A bovine can eat up to 50 kilos of food per day. In the summer this mainly consists of fresh grass but often hay is also added.
Cows are ruminants and as such have a stomach with 4 chambers or “pouches”. When they graze or eat hay they swallow almost without chewing and the food accumulates in the rumen, the first stomach, where with the aid of bacteria it is partly digested. This process requires that a cow drink up to 100 liters of water per day.
At this point the process gets somewhat gross and anyone eating a tasty snack right now may want to skip this passage. While restiing, the cow now regurgitates the food and water mix into its mouth (much like a person after his 11th grappa) where it gets re-chewed, re-swallowed and deposited in the reticulum.

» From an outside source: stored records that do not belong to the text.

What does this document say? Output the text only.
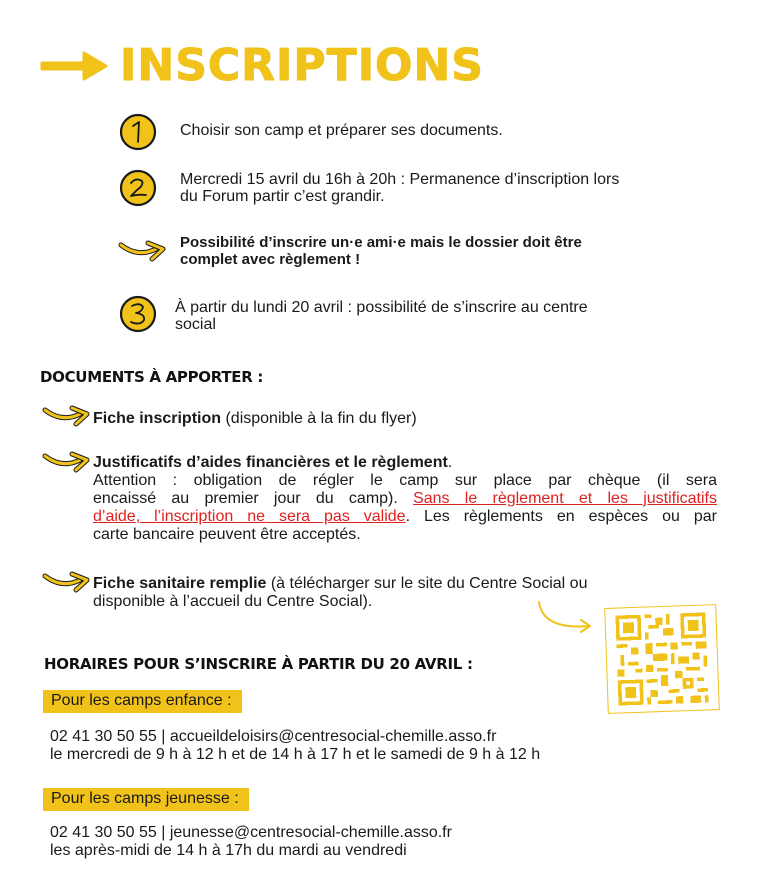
INSCRIPTIONS
Choisir son camp et préparer ses documents.
Mercredi 15 avril du 16h à 20h : Permanence d’inscription lors
du Forum partir c’est grandir.
Possibilité d’inscrire un·e ami·e mais le dossier doit être
complet avec règlement !
À partir du lundi 20 avril : possibilité de s’inscrire au centre
social
DOCUMENTS À APPORTER :
Fiche inscription (disponible à la fin du flyer)
Justificatifs d’aides financières et le règlement.
Attention : obligation de régler le camp sur place par chèque (il sera
encaissé au premier jour du camp). Sans le règlement et les justificatifs
d’aide, l’inscription ne sera pas valide. Les règlements en espèces ou par
carte bancaire peuvent être acceptés.
Fiche sanitaire remplie (à télécharger sur le site du Centre Social ou
disponible à l’accueil du Centre Social).
HORAIRES POUR S’INSCRIRE À PARTIR DU 20 AVRIL :
Pour les camps enfance :
02 41 30 50 55 | accueildeloisirs@centresocial-chemille.asso.fr
le mercredi de 9 h à 12 h et de 14 h à 17 h et le samedi de 9 h à 12 h
Pour les camps jeunesse :
02 41 30 50 55 | jeunesse@centresocial-chemille.asso.fr
les après-midi de 14 h à 17h du mardi au vendredi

During the various stages of mastication a cow can produce up to 200 liters of saliva a day. This process of swallowing, un-swallowing, re-chewing and re-swallowing is called rumination or more commonly “chewing the cud”.
There is little separation between the first two sections of a cow’s stomach, the reticulum and the rumen, so food and water can pass back and forth easily. The reticulum is made of muscle and by contracting it forces food into the cow’s esophagus which carries the food back to the mouth.
The next pouch in the stomach is the omasum. This pouch acts like a giant filter to keep plant particles inside the rumen while allowing water to pass freely.
After the grass pieces and other feed are broken down to a small enough size they eventually pass on to their final destination, the abomasum or “true stomach” which produces acids, buffers and enzymes to break down the food. After passing through the abomasum the partially digested food enters the small intestine where digestion continues and nutrients are absorbed and then on to the large intestine where waste in formed and then eliminated.